The Nobel Prize in Chemistry 2017: The Nobel Prize in Chemistry 2017 was awarded to Swiss biophysicist Jacques Dubochet, German-born American biophysicist Joachim Frank and Scottish molecular biologist and biophysicist Richard Henderson, "for developing cryo-electron microscopy for the high-resolution structure determination of biomolecules in solution".
The Nobel Prize in Physiology or Medicine 2017: The Nobel Prize in Physiology or Medicine 2017 was awarded jointly to American geneticist and chronobiologist Jeffrey C. Hall, American geneticist and chronobiologist Michael Rosbash and American biologist and geneticist Michael W. Young, "for their discoveries of molecular mechanisms controlling the circadian rhythm".

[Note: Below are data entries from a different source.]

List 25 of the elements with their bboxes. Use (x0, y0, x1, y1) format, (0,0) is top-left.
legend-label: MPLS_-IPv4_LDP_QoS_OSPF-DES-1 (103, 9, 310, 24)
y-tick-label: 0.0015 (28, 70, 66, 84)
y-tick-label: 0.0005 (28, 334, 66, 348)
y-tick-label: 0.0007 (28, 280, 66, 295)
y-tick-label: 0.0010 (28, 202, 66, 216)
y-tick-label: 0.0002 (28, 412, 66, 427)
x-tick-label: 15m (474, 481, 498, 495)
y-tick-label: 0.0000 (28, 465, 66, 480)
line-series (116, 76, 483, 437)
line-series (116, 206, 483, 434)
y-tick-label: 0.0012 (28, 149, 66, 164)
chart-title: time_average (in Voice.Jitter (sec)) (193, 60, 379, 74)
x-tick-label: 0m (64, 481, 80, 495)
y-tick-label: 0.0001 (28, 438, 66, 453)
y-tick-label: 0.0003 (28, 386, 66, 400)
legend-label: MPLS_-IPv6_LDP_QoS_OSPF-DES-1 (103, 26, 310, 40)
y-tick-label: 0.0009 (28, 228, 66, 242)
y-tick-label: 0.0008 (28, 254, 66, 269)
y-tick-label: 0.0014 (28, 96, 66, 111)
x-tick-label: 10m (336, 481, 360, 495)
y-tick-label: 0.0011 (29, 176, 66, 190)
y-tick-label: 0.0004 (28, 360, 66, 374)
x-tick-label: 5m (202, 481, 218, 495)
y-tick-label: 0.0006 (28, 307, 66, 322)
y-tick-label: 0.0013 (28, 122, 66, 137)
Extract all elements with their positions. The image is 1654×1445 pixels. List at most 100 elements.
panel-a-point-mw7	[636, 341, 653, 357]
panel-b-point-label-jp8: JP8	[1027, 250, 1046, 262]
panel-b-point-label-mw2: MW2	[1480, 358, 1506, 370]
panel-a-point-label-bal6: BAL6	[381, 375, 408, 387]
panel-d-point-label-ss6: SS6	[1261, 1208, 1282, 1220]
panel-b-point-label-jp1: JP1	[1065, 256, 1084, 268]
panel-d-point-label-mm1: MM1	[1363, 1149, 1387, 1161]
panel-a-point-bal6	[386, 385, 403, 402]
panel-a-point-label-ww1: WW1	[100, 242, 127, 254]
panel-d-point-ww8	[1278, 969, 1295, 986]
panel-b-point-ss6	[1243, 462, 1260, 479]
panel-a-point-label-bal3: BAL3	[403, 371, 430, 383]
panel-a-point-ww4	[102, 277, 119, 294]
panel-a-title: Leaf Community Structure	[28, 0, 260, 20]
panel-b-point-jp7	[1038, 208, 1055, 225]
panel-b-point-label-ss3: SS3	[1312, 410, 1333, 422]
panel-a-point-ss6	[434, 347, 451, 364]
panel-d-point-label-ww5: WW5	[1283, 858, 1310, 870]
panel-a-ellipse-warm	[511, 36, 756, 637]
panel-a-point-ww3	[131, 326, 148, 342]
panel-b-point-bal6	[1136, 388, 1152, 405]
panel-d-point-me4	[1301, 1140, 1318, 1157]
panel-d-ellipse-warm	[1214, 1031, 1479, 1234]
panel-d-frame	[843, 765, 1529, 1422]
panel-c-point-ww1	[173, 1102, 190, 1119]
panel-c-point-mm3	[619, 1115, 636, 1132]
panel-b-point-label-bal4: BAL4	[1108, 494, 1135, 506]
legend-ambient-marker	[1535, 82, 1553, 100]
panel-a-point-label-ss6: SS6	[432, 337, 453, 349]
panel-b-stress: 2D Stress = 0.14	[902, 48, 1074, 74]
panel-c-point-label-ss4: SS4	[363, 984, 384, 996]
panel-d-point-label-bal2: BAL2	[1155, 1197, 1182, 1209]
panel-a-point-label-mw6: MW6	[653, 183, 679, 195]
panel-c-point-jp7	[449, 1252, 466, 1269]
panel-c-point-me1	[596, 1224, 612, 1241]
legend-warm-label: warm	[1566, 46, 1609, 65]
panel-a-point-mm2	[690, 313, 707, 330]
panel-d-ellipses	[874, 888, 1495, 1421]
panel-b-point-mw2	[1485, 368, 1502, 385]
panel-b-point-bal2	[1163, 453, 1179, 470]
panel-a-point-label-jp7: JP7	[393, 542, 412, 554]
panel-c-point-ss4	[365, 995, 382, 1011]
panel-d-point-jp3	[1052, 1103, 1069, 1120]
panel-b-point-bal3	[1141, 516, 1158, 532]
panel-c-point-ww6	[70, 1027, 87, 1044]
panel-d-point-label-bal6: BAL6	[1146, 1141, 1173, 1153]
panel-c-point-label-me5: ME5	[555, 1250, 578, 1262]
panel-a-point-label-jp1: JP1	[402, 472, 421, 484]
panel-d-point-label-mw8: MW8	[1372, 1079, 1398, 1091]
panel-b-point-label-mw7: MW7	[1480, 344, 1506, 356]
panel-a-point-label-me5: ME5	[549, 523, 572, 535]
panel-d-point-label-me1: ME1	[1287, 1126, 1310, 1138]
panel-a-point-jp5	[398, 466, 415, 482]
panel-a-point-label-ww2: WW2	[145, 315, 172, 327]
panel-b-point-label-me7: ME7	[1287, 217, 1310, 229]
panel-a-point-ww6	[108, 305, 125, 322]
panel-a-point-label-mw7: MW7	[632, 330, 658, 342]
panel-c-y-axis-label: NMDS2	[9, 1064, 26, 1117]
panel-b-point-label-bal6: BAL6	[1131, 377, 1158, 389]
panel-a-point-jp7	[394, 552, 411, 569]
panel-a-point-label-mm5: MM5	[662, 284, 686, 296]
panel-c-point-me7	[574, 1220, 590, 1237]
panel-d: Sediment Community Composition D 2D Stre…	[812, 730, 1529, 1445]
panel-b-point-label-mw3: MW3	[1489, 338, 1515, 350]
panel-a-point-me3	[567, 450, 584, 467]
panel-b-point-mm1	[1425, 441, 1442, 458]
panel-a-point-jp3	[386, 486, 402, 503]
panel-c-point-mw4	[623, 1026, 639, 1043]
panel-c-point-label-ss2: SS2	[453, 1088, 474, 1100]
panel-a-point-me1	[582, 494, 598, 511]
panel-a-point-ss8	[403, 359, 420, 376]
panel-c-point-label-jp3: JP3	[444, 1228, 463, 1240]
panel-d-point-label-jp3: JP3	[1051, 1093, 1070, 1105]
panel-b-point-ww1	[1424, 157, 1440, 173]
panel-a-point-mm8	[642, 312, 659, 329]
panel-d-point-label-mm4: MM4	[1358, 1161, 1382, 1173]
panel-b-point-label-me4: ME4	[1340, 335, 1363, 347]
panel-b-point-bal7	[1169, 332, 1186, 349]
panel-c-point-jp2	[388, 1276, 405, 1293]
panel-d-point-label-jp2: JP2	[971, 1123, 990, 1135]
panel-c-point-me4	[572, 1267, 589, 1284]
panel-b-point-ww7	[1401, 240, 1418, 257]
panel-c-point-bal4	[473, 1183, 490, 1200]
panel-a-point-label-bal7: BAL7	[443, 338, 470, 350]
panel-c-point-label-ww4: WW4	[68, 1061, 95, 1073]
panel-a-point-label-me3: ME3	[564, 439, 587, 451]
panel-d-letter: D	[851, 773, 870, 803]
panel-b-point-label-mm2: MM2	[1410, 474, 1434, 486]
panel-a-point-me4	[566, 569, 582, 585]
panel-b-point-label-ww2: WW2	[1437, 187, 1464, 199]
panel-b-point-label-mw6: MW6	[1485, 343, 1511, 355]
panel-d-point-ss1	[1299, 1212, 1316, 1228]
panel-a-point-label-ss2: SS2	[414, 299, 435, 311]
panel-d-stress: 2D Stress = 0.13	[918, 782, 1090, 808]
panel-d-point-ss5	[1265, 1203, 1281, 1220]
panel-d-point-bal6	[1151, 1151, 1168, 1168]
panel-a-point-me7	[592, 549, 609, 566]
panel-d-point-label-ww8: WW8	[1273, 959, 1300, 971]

The Nobel Prize in Literature 2017: The Nobel Prize in Literature 2017 was awarded to novelist, screenwriter, and short story writer Kazuo Ishiguro, "who, in novels of great emotional force, has uncovered the abyss beneath our illusory sense of connection with the world".
The Nobel Peace Prize 2017: The Nobel Peace Prize 2017 was awarded to International Campaign to Abolish Nuclear Weapons (ICAN) "for its work to draw attention to the catastrophic humanitarian consequences of any use of nuclear weapons and for its ground-breaking efforts to achieve a treaty-based prohibition of such weapons".
The Sveriges Riksbank Prize in Economic Sciences in Memory of Alfred Nobel 2017 The Sveriges Riksbank Prize in Economic Sciences in Memory of Alfred Nobel 2017 was awarded to Richard H. Thaler, "for his contributions to behavioural economics".